Grace interviewed Duckett for her CNN television program, “Nancy Grace,” on Sept. 7, 2006. The interview aired the next day, after Duckett had shot herself.
In the opinion he provided to the U.S. District Court in Ocala, Fla., Bursztajn referred to Grace’s interview with Duckett at the time as “apparently unanticipated public humiliation... contributing to the cause of her suicide.”
According to the court filing, Bursztajn said that “the timing [of Duckett’s suicide] is consistent with an increased sense of despair following the interview and a fear of the effects of its broadcast.” He wrote that this led him to the preliminary conclusion that Grace may have contributed to the cause of Duckett’s suicide.
“She struck a highly accusatory tone in interviewing Melinda Duckett,” he wrote in the statement.
According to the transcript of the interview, Trenton Duckett, Duckett’s 2 year-old son, suddenly went missing one night after Duckett put him in bed and attended to company at her home.
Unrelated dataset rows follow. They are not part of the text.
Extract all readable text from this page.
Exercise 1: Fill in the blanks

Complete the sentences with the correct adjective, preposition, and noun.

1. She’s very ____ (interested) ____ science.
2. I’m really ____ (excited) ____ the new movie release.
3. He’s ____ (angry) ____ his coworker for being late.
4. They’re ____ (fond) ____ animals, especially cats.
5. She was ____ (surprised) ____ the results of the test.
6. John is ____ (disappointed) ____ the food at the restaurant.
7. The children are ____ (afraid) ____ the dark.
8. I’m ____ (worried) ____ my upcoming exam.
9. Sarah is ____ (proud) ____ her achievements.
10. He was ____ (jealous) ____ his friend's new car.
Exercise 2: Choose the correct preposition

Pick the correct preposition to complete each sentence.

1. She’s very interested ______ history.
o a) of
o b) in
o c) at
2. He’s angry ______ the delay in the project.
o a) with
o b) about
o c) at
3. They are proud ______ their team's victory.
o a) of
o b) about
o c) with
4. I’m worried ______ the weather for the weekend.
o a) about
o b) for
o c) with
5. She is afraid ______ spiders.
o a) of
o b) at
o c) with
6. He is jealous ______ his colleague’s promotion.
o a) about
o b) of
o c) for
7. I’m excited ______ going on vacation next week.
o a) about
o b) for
The toddler has not yet been found.
Grace questioned Duckett, asking about whether or not the FBI offered her a polygraph, and pressed for details that Duckett said she could not provide.
Towards the end of the transcript, Grace said, “Why aren’t you telling us and giving us a clear picture of where you were before your son was kidnapped?”
Ducket replied, “Because I’m not going to put those kind of details out?”
When Grace asked, “Why?” again, Ducket said, “Because I was told not to.”
Grace then continued, “Ms. Duckett, you are not telling us for a reason. What is the reason? You refuse to give even the simplest facts of where you were with your son before he went missing. It is day 12.”
According to The Orlando Sentinel, Grace has denied in court records that she mentally abused Duckett during the interview.
Bursztajn told The Crimson in an e-mailed statement that he was not able to comment because the case is still in litigation.